John Williams II

No. 11,23
- Position: Running back

Personal information
- Born: September 23, 1977 (age 48) Millgrove, Ontario, Canada
- Listed height: 6 ft 1 in (1.85 m)
- Listed weight: 220 lb (100 kg)

Career information
- High school: Waterdown District
- College: Edinboro
- CFL draft: 2002: 4th round, 31st overall pick

Career history
- 2002: BC Lions
- 2003: Edmonton Eskimos*
- 2004–2007: Toronto Argonauts
- 2008–2009: Hamilton Tiger-Cats
- * Offseason and/or practice squad member only

Awards and highlights
- 2× Grey Cup champion (2003, 2004); Special Teams Player of the Week;
- Stats at CFL.ca

= John Williams Jr. (Canadian football) =

Canadian football player

John M. Williams Jr. (born September 23, 1977) is a retired Canadian Football League (CFL) running back. He played for the BC Lions, the Toronto Argonauts and the Hamilton Tiger-Cats.

== Early life ==
Williams is the son of the former CFL player John "Twiggy" Williams (born: Fort Worth, Texas) who played for four teams from 1967 to 1975. Williams Junior played for his father from the age of 9 until 18 years of age. Williams Senior was a part-time scout for the Detroit Lions which allowed Junior to spend many summers around the future Hall of Fame running back Barry Sanders and other NFL greats. Williams was awarded an athletic scholarship to attend The University of Rhode Island, later transferring to Edinboro University of Pennsylvania.

== Professional career ==
Williams was considered a "hybrid" player known for his physical play and being able to work from several positions in his eight-year career including running back, fullback, tight-end and slot-back.

Williams was selected 31st overall in the 2002 CFL draft by the BC Lions and he played 15 games of the 2002 CFL season, carrying the ball once for a three-yard gain, recorded four defensive tackles and eight special teams tackles. The Lions released him in the 2003 pre-season and the Edmonton Eskimos signed him to the practice roster on September 3, where he remained for the season.

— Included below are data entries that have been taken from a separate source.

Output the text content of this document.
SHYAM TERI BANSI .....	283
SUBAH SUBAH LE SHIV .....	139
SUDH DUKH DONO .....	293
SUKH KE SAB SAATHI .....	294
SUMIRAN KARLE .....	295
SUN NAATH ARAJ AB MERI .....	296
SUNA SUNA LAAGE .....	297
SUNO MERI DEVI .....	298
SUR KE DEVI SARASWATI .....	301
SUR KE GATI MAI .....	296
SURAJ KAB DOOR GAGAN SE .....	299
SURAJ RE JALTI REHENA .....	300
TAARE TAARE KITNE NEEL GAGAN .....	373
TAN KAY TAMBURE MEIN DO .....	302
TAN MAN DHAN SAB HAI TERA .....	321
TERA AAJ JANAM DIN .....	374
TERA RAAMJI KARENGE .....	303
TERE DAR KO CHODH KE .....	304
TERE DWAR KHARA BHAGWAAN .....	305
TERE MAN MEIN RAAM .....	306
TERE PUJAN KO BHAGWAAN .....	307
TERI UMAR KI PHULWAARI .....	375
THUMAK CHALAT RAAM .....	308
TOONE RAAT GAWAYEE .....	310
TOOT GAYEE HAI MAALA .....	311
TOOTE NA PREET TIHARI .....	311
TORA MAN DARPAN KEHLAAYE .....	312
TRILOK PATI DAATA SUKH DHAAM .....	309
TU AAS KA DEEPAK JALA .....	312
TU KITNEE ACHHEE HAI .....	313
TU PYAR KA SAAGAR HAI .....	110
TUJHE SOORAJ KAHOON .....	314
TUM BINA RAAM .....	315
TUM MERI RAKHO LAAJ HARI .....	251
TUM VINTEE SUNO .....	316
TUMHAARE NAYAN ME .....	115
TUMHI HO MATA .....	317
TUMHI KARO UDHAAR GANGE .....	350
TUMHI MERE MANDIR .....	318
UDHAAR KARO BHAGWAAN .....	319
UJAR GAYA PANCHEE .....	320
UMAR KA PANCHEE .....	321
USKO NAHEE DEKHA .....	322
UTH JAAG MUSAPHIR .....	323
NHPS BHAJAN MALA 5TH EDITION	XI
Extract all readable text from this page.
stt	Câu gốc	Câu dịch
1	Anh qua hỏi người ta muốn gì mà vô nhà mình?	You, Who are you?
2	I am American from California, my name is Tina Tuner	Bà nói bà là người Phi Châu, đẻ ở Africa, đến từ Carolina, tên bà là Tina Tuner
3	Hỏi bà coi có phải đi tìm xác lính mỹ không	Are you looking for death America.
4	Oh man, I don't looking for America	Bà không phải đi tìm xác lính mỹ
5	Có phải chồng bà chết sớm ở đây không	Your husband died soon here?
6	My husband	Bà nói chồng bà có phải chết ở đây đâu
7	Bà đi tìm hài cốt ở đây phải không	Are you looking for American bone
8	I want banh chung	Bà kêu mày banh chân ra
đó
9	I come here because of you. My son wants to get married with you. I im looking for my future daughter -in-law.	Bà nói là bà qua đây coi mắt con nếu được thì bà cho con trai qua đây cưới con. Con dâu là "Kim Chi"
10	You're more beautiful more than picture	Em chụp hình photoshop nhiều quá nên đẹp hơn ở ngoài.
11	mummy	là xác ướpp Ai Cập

From 2004 through the 2007 CFL season, Williams played for the Toronto Argonauts where he was consistently one of the team leaders in special team tackles. In the 2004 CFL season, he played in all 18 regular season games, carried the ball three times for 37 yards, and scored one touchdown. He also made one defensive tackle and three special teams tackles and played in all three Argos playoff games including the 92nd Grey Cup victory over the BC Lions.

On February 7, 2008, Williams was traded to the Hamilton Tiger-Cats in exchange for future considerations. He played in 17 games and carried the ball for 29 yards on five runs and received two passes for 16 yards. During the 2009 season, Williams became a more integral part of the offence, splitting time at several positions as well as returning kicks. Williams elected to retire after the season.